Caplan also said he is skeptical about the sky-high goal of having a working vaccine available for use by 2022 or sooner despite an unprecedented number of companies and institutions jumping into the fray, claiming that historically, it’s never been even close to accomplished.
“The goal of having a vaccine available quickly is one that I’m going to say I’m afraid I don’t think it’s going to happen, even with this massive effort and a lot of money being poured in,” Caplan said. “The usual timeline for getting a vaccine developed is closer to 15 to 20 years; the fastest vaccine I’ve ever seen developed is six years. It takes a long time.”
Meanwhile, some progress on the treatment front has been made with Emergency Use Authorization granted to Gilead Sciences’ remdesivir on May 1. Anu Osinusi, Gilead Sciences’ executive director of research for emerging and respiratory viruses and leader of its research for remdesivir, spoke during the webinar as well, saying the company’s key considerations for remdesivir development focused on which populations to study first, which endpoints were clinically meaningful and what the utility of viral load testing was.
She discussed the various endpoints for the company’s trials of the drug (see table below).
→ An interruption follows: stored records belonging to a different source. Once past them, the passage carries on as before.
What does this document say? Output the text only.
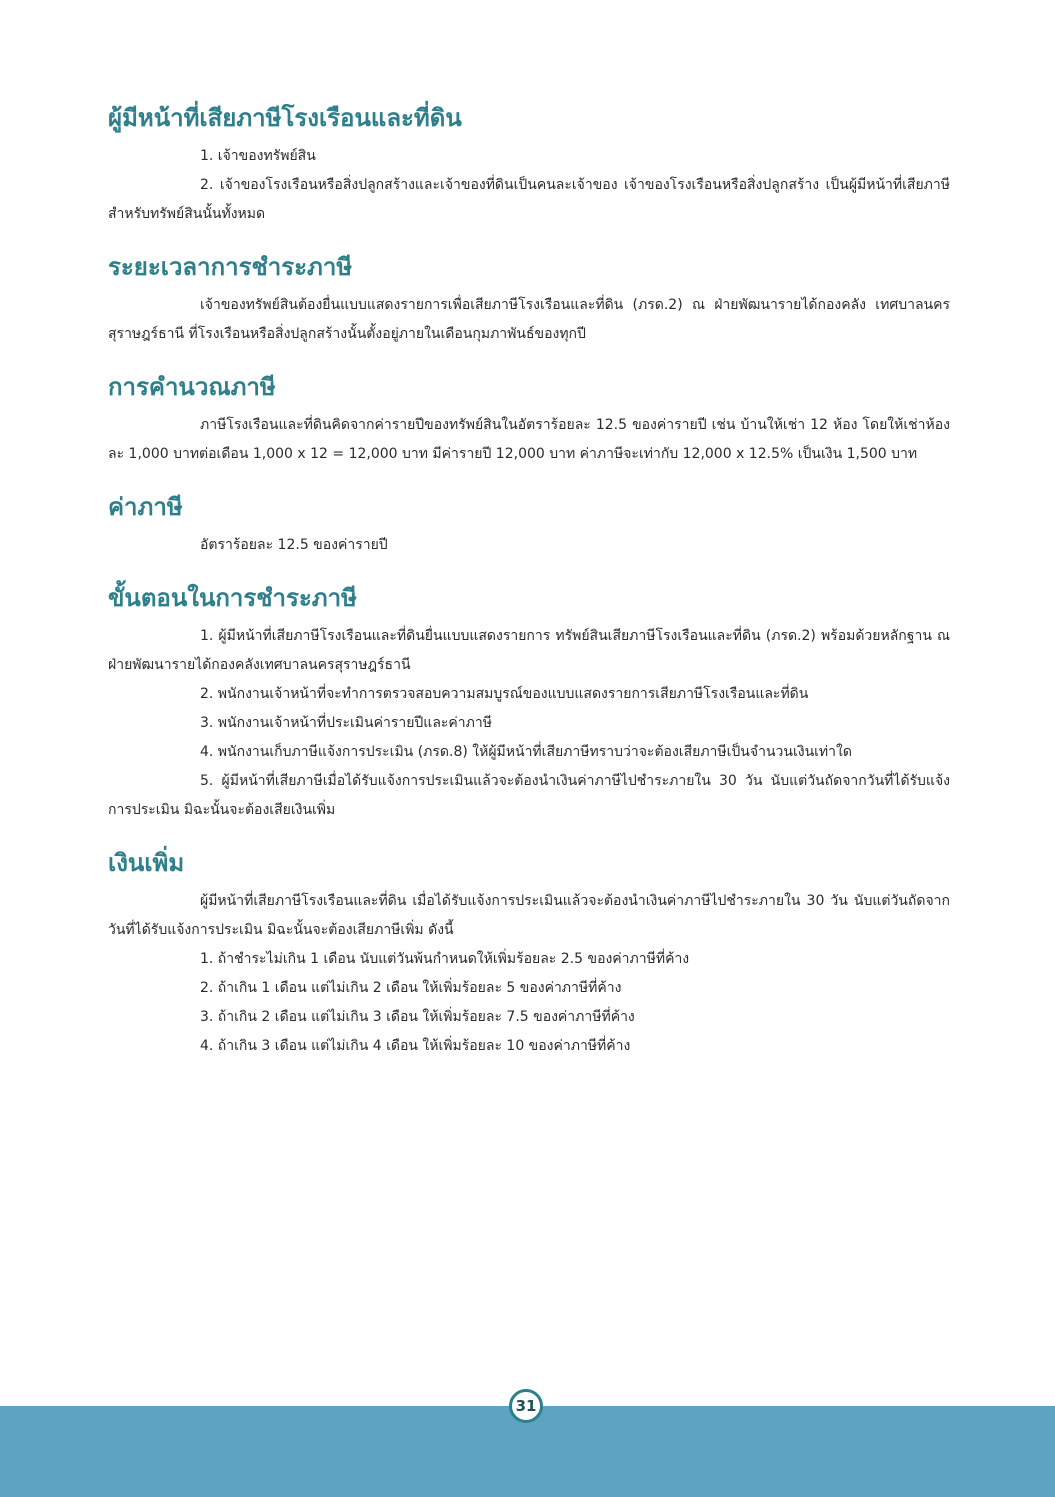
ผู้มีหน้าที่เสียภาษีโรงเรือนและที่ดิน

1. เจ้าของทรัพย์สิน

2. เจ้าของโรงเรือนหรือสิ่งปลูกสร้างและเจ้าของที่ดินเป็นคนละเจ้าของ เจ้าของโรงเรือนหรือสิ่งปลูกสร้าง เป็นผู้มีหน้าที่เสียภาษีสำหรับทรัพย์สินนั้นทั้งหมด

ระยะเวลาการชำระภาษี

เจ้าของทรัพย์สินต้องยื่นแบบแสดงรายการเพื่อเสียภาษีโรงเรือนและที่ดิน (ภรด.2) ณ ฝ่ายพัฒนารายได้กองคลัง เทศบาลนครสุราษฎร์ธานี ที่โรงเรือนหรือสิ่งปลูกสร้างนั้นตั้งอยู่ภายในเดือนกุมภาพันธ์ของทุกปี

การคำนวณภาษี

ภาษีโรงเรือนและที่ดินคิดจากค่ารายปีของทรัพย์สินในอัตราร้อยละ 12.5 ของค่ารายปี เช่น บ้านให้เช่า 12 ห้อง โดยให้เช่าห้องละ 1,000 บาทต่อเดือน 1,000 x 12 = 12,000 บาท มีค่ารายปี 12,000 บาท ค่าภาษีจะเท่ากับ 12,000 x 12.5% เป็นเงิน 1,500 บาท

ค่าภาษี

อัตราร้อยละ 12.5 ของค่ารายปี

ขั้นตอนในการชำระภาษี

1. ผู้มีหน้าที่เสียภาษีโรงเรือนและที่ดินยื่นแบบแสดงรายการ ทรัพย์สินเสียภาษีโรงเรือนและที่ดิน (ภรด.2) พร้อมด้วยหลักฐาน ณ ฝ่ายพัฒนารายได้กองคลังเทศบาลนครสุราษฎร์ธานี

2. พนักงานเจ้าหน้าที่จะทำการตรวจสอบความสมบูรณ์ของแบบแสดงรายการเสียภาษีโรงเรือนและที่ดิน

3. พนักงานเจ้าหน้าที่ประเมินค่ารายปีและค่าภาษี

4. พนักงานเก็บภาษีแจ้งการประเมิน (ภรด.8) ให้ผู้มีหน้าที่เสียภาษีทราบว่าจะต้องเสียภาษีเป็นจำนวนเงินเท่าใด

5. ผู้มีหน้าที่เสียภาษีเมื่อได้รับแจ้งการประเมินแล้วจะต้องนำเงินค่าภาษีไปชำระภายใน 30 วัน นับแต่วันถัดจากวันที่ได้รับแจ้งการประเมิน มิฉะนั้นจะต้องเสียเงินเพิ่ม

เงินเพิ่ม

ผู้มีหน้าที่เสียภาษีโรงเรือนและที่ดิน เมื่อได้รับแจ้งการประเมินแล้วจะต้องนำเงินค่าภาษีไปชำระภายใน 30 วัน นับแต่วันถัดจากวันที่ได้รับแจ้งการประเมิน มิฉะนั้นจะต้องเสียภาษีเพิ่ม ดังนี้

1. ถ้าชำระไม่เกิน 1 เดือน นับแต่วันพ้นกำหนดให้เพิ่มร้อยละ 2.5 ของค่าภาษีที่ค้าง

2. ถ้าเกิน 1 เดือน แต่ไม่เกิน 2 เดือน ให้เพิ่มร้อยละ 5 ของค่าภาษีที่ค้าง

3. ถ้าเกิน 2 เดือน แต่ไม่เกิน 3 เดือน ให้เพิ่มร้อยละ 7.5 ของค่าภาษีที่ค้าง

4. ถ้าเกิน 3 เดือน แต่ไม่เกิน 4 เดือน ให้เพิ่มร้อยละ 10 ของค่าภาษีที่ค้าง

31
Osinusi said that further research is still needed in viral load testing. Questions remain, for example, about viral shedding and its relation to the clinical picture.
“We see all these reports of people that recovered but they’re still shedding virus after. What does that really mean?” she said.
Research has made it clear that results have varied based on the assay used, specimens collected, quality, timing in illness and mutations, Osinusi said, advising researchers to look at the optimal timing and type of clinical material to sample. She noted that Gilead’s remdesivir trials all required participants with pneumonia.
“Whether it’s mild or moderate or the severe disease, you have to have radiographic evidence of pneumonia,” she said.
She added that while a lot of analyses or data with viral loads have been obtained using nasopharyngeal or oropharyngeal samples from the upper airway tract, researchers have also been looking into sputum samples.
“For an antiviral … as people get more severe and acute respiratory distress syndrome (ARDS) kicks in, there’s a lot of other stuff going on that’s not just the virus itself,” she said. “I think as more information has come out about COVID-19 itself and some of the symptoms on things that we’re seeing, it’s clear that there are multiple factors, mechanisms in play with this disease.”